The notarized intervention letter is a Lexington prepared letter challenging a questionable negative item with a section that may be notarized. The intent of this letter is to demonstrate that you are in fact the person challenging this information in addition to the seriousness of this request.


5. Stall Letter Response


Sometimes the credit bureaus will send letters that we have termed "stall letters" that ask for additional information prior to the occurrence of an actual investigation involving the challenged negative information.
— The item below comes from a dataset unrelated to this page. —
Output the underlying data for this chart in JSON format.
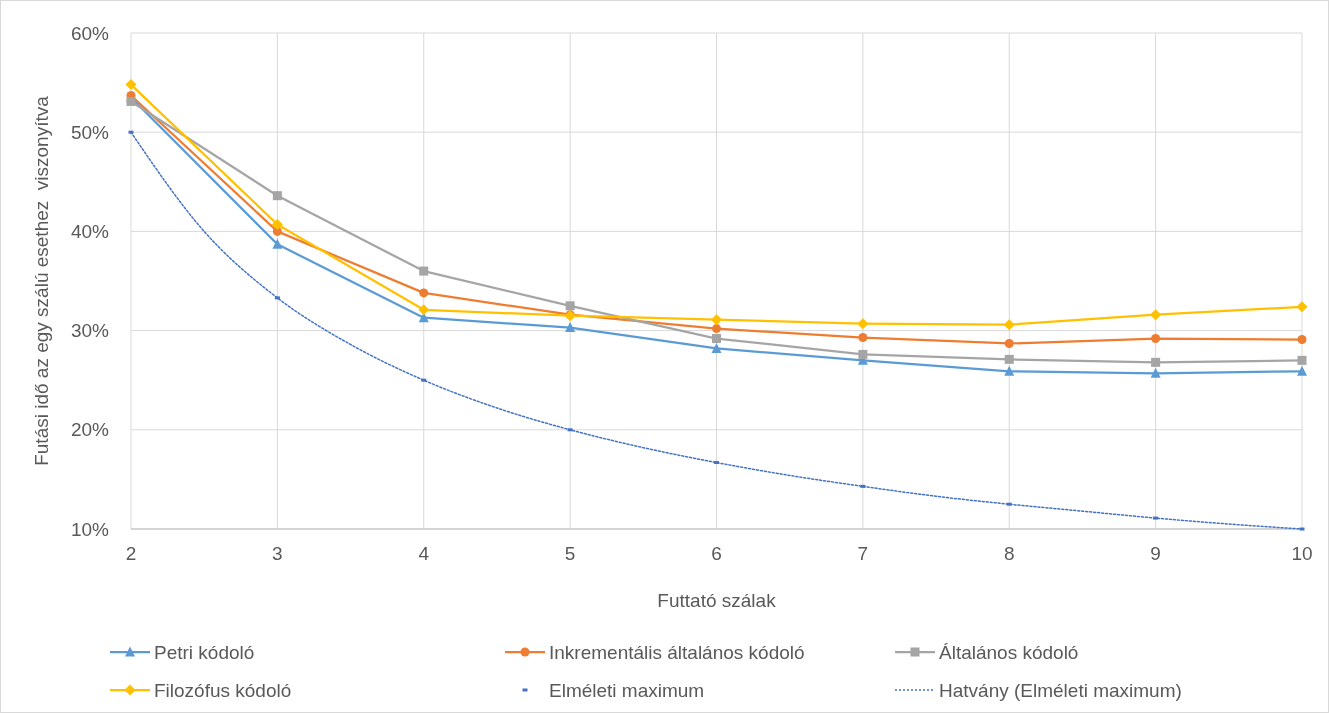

This method provides a way to answer the credit bureaus' request for information so that they then conduct an investigation into whether or not the challenged negative item is inaccurate, incomplete, or unverifiable.


With the exception of the good will letter - which you can write far more personally and more effectively than they can, this is all nothing more than various CRA dispute strategies. They are all "weapon #1"  - same gun, just various bullet weights. They are SPECIFICALLY prohibited by FCRA from doing direct disputes with the CA/OC. They will not file BBB, CFPB, or State AG complaints, nor will they send ITS letters or bring suit on your behalf, because they are not Attorneys (despite the statement about "being signed by an Attorney").